Currently over 979 institutions managing assets worth more than US$30 trillion have endorsed these UNPRI principles. Faced with poor returns from equity and bond markets in the West, institutional investors are looking more and more to emerging markets with good growth prospects, and when it comes to stock selection, companies with corporate governance adherence may have an advantage.

As we can see from chart 1, Indonesian shares have consistently outperformed those of other countries in the Asia Pacific Region since 2006. The gap between them has widened dramatically as Indonesian share prices surged, a trend interrupted only temporarily by the financial crisis that was triggered by the collapse of Lehman Brothers in September 2008.

Also worth noting is the sharp rise in the IDX index that started from 2006 onwards, the year good governance promoter KNKG introduced its revised code of good corporate governance.

To claim a direct causal link only on the basis of trends in share price (chart 1) would be going too far. However, a direct relationship can be seen to exist when we compare the good corporate governance compliance of Indonesian listed companies and their share price performance. Chart 2 demonstrates a statistically significant relationship (positive correlation) between these two variables.

This relationship is highlighted primarily in emerging markets. Typically, modern investors sensitive to the public mood, tend to make good governance performance an element in their portfolio choice and buy the stock. By the same token, evidence of bad governance tends to be penalized by stock dumping.

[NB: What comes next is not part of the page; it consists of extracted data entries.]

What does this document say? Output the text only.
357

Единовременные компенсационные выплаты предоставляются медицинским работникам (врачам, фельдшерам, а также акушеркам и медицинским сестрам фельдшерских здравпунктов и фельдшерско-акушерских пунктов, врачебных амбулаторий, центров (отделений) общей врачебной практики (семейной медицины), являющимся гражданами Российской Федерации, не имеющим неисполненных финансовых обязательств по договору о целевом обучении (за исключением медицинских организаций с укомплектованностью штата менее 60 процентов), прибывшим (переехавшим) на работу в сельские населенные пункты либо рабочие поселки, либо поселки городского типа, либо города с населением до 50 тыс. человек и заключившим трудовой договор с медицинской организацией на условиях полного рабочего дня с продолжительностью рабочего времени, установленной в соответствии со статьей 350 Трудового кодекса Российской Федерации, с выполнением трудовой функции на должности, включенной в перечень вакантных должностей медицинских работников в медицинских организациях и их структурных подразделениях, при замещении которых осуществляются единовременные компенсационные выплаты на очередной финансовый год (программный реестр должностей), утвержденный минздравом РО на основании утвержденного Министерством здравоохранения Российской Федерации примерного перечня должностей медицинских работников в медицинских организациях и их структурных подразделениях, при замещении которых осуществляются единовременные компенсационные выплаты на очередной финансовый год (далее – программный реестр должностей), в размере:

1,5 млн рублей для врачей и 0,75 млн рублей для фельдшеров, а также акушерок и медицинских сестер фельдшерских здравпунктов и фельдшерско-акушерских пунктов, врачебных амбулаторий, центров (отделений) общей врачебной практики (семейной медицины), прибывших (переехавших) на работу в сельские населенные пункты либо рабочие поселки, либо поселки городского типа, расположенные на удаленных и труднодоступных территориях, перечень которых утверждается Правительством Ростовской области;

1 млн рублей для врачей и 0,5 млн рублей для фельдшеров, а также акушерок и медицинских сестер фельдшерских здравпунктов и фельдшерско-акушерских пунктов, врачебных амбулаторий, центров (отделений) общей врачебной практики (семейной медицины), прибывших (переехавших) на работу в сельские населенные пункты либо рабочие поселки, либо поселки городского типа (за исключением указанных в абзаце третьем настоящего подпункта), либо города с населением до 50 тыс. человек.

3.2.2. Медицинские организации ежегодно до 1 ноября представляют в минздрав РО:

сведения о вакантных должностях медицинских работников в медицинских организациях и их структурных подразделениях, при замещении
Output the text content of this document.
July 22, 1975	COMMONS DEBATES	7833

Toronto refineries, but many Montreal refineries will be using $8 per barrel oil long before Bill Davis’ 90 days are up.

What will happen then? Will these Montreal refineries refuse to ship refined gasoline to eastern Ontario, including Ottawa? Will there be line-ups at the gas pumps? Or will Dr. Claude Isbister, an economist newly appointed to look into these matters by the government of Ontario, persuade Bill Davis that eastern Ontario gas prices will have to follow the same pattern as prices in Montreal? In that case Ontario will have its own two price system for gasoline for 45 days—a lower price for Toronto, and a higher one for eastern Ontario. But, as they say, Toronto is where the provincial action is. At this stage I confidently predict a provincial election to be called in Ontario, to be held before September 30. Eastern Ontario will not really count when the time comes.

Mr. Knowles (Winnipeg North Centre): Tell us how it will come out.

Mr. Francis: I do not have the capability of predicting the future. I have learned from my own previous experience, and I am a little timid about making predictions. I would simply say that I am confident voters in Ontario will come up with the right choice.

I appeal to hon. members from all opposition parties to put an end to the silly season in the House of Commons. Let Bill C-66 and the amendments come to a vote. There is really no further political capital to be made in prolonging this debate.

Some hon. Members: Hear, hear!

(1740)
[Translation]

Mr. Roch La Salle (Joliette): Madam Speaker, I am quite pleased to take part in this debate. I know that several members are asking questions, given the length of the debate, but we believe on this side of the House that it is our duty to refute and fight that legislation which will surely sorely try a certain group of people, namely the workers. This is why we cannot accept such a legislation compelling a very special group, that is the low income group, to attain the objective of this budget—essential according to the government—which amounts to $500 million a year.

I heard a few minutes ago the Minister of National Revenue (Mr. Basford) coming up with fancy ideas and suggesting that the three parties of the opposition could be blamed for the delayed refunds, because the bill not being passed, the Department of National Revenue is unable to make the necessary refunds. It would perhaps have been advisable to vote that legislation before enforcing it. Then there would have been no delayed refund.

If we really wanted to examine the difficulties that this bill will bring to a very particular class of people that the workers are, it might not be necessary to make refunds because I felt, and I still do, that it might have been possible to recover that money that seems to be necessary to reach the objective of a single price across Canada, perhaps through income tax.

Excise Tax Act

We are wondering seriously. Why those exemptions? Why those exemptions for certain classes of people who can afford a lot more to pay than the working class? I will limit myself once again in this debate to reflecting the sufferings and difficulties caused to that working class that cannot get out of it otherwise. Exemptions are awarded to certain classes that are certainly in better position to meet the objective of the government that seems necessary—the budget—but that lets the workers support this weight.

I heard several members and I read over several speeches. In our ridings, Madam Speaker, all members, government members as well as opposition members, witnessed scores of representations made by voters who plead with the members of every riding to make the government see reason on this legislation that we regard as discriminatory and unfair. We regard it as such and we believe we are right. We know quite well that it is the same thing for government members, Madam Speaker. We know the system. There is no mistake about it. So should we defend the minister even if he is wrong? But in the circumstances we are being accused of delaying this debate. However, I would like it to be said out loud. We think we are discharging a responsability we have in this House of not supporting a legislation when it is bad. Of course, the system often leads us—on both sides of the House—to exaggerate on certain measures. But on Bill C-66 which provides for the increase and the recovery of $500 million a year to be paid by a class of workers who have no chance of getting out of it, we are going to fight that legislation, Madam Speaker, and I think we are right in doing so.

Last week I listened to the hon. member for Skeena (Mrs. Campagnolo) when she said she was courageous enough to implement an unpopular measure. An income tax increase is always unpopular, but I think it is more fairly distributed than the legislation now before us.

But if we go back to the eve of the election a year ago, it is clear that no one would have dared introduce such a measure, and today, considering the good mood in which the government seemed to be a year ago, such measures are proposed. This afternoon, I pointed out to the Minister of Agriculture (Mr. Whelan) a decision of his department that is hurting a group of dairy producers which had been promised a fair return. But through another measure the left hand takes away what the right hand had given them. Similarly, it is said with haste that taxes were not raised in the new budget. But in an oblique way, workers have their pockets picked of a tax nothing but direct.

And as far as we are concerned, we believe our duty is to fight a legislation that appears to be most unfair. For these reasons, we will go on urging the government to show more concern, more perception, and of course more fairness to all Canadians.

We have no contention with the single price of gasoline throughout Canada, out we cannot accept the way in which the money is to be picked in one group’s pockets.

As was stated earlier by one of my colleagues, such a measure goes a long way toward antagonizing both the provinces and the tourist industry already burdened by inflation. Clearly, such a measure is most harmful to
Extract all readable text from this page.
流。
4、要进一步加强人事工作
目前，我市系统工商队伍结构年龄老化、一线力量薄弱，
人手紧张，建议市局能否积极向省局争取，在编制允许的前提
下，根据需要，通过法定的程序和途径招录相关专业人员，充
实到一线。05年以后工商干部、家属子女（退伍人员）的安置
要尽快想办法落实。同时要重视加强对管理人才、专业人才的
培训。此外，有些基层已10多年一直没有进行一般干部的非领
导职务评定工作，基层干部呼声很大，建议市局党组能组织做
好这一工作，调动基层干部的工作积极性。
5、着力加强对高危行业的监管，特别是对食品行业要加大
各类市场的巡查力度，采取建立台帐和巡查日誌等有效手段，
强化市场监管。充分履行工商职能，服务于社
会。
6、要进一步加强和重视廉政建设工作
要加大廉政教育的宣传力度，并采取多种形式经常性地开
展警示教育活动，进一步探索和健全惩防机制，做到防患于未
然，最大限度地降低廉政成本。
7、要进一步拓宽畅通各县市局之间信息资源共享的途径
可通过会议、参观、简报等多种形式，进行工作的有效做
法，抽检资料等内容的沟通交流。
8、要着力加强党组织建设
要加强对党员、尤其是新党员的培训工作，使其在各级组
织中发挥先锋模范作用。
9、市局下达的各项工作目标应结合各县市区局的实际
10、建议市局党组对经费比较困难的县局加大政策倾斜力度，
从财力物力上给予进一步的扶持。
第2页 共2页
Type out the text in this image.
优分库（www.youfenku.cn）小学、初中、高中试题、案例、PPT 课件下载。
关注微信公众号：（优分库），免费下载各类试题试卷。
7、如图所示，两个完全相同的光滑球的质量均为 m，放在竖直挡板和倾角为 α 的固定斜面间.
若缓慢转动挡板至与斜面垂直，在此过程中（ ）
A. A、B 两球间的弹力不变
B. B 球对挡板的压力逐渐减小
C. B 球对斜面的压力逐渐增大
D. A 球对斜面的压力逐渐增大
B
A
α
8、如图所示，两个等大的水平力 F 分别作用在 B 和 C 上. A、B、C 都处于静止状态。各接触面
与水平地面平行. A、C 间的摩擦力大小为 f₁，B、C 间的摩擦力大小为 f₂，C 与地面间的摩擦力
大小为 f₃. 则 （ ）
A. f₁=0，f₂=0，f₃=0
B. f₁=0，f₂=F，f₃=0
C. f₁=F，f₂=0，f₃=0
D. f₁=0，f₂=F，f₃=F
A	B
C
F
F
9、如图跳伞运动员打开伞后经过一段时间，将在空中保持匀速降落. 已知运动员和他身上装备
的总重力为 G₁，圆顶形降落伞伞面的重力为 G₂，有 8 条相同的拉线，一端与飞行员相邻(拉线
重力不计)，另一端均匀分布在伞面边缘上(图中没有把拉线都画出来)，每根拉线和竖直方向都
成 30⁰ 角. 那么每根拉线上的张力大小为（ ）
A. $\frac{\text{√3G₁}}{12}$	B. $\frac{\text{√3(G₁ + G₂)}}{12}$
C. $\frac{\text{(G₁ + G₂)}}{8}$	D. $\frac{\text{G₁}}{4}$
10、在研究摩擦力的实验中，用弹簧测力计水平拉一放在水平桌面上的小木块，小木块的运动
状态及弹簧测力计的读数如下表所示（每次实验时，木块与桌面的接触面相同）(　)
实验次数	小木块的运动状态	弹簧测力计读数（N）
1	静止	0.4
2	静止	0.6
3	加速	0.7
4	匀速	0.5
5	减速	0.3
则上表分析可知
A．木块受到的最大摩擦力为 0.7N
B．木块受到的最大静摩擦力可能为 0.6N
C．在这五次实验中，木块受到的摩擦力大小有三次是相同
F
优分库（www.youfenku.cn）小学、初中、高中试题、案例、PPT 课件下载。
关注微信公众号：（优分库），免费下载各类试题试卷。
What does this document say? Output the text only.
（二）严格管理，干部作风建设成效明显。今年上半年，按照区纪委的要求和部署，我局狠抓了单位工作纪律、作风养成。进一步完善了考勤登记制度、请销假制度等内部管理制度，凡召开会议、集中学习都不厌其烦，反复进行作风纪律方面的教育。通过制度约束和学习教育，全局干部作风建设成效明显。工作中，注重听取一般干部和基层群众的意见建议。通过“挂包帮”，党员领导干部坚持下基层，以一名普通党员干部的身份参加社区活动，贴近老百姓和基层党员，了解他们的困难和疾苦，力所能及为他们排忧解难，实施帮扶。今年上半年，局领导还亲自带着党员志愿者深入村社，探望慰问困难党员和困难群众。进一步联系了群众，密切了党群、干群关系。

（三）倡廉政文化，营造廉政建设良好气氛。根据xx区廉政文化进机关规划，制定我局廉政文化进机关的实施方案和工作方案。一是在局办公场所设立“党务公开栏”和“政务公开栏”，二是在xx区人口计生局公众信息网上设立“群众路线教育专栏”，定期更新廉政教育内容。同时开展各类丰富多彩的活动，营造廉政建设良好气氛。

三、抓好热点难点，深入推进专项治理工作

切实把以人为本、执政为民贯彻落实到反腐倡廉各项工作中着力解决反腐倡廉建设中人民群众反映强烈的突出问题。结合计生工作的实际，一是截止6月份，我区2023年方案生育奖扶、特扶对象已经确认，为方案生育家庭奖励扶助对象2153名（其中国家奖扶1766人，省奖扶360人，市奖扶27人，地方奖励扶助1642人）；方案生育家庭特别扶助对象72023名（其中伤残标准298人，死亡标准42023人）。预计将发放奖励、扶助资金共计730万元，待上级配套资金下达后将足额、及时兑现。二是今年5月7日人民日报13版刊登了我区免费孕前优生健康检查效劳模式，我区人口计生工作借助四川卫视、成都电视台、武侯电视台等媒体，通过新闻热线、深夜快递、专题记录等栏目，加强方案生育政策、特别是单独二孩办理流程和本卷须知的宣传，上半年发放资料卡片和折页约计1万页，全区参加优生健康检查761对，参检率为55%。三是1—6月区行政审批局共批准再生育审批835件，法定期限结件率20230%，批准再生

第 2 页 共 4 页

The positive effects of KNKG’s good corporate governance guidelines have become increasingly evident in Indonesia. They have also brought great financial and status benefits to financial market authorities in Indonesia and to those listed companies involved. The rate at which good corporate governance guidelines are being implemented is picking up speed and that augurs well for the future.

Still more needs to be done to achieve a proper balance. Greater interaction and dialogue between government, business and public is needed to encourage companies to implement good corporate governance principles further. For KNKG, even more political and financial support from central, local government, financial and stock market authorities would be more than welcome.

The writer is the managing director of ASPEC Consultancy in the Netherlands. The opinions expressed are his own.